India reported a drop of 23 per cent in total deal volume while the total disclosed value dropped by 38 per cent since CY22, per the findings of PwC India report titled, “Deals at a glance”. However, despite a steady decline through the first three quarters, PwC report stated, deal activity stabilised towards the last quarter of the year, setting the stage for a promising 2024. Cumulatively, 1860 deals with a total disclosed deal value at $75 billion were completed in CY23. 

In CY23, merger and acquisition (M&A) deals totaled 793, registering a drop of 10 per cent compared to CY22, while the total disclosed deal value for M&A fell by 38 per cent. Domestic deals fell by 18 per cent, to 494 in CY23 from 601 deals in CY22. However, there was an uptick of 14 per cent in the volume of inbound deals. On the disclosed deal value front, while four out of the top five M&A deals are domestic deals, outbound deals saw a significant rise of 31 per cent from last year.

Further, Private Equity (PE) investments dropped by 36 per cent as compared to the previous year, at $36 billion. Despite this decline, the report stated, the average investment size per deal increased to $46 million from $42 million last year, reflecting a potential shift towards larger opportunities. While early-stage investments were 53 per cent less compared to CY22, these along with growth-stage investments continued to make up the major share, constituting around 73 per cent of fundings in CY23. On the other hand, buyouts demonstrated resilience with only a 5 per cent decline compared to CY22, suggesting a nuanced landscape, where investors show interest in diverse strategies and larger-scale ventures, even amid an overall decrease in PE investments.

Dinesh Arora, Partner & Leader – Deals, PwC India, said, “In 2023, India resiliently navigated global headwinds, solidifying its appeal to international investors. The economic fundamentals stay strong reflecting investor enthusiasm for the country’s expanding economic opportunities and this optimism is also echoed in PwC’s latest CEO Survey. Despite a restrained deal-making environment throughout the year, deal activity stabilised towards the last quarter leading us to anticipate an upswing in 2024.”

In terms of sectors, retail and consumer sectors emerged as the most active sectors in CY23, with technology finishing up marginally behind for the second consecutive year. Besides these, the professional services and fintech sectors exhibited high activity in terms of volume. Meanwhile, financial services, renewable power, and healthcare dominated in deal value. 
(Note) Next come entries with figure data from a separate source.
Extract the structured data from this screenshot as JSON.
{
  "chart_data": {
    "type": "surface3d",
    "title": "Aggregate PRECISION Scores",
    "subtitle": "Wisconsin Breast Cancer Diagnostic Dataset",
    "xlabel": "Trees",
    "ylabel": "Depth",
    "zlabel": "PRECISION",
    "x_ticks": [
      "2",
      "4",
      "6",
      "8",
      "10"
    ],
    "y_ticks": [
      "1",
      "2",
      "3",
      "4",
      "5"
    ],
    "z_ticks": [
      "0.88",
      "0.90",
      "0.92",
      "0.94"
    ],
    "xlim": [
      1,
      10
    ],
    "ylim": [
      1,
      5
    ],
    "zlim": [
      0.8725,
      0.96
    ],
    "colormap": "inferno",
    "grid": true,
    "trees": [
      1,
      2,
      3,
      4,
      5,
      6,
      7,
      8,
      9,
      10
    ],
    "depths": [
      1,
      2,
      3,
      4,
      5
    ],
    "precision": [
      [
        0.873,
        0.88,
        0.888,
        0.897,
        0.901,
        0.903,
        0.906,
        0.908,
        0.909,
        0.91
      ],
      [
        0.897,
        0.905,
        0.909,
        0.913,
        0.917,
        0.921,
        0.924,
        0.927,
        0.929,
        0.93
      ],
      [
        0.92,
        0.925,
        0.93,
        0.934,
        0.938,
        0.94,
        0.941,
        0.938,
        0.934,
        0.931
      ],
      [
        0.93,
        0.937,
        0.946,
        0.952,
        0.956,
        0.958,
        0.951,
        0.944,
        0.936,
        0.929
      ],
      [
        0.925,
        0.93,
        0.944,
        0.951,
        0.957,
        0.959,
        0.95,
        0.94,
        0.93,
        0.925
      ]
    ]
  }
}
Top 10 deals of 2023, the PwC report maintained, included JV buyouts, strategic investments, PE buyouts, and stock mergers and contributed to 21 per cent of the total deal value. While PE deals were higher in volume overall, strategic deals dominated the top deals with domestic deals and group-level consolidations as a significant theme.

Furthermore, PwC’s 27th Annual Global CEO survey data indicated that 60 per cent of the surveyed CEOs plan to make at least one acquisition in the next three years. Also, 45 per cent of the CEOs expressed their doubt about their company’s viability beyond the next decade. “To tie back with our expectations, the survey also reveals that 56 per cent of these leaders see transactions as the best way to stay in touch with market developments and 70 per cent of them expect to leverage M&A for the accelerated adoption of technology and related processes,” the report stated.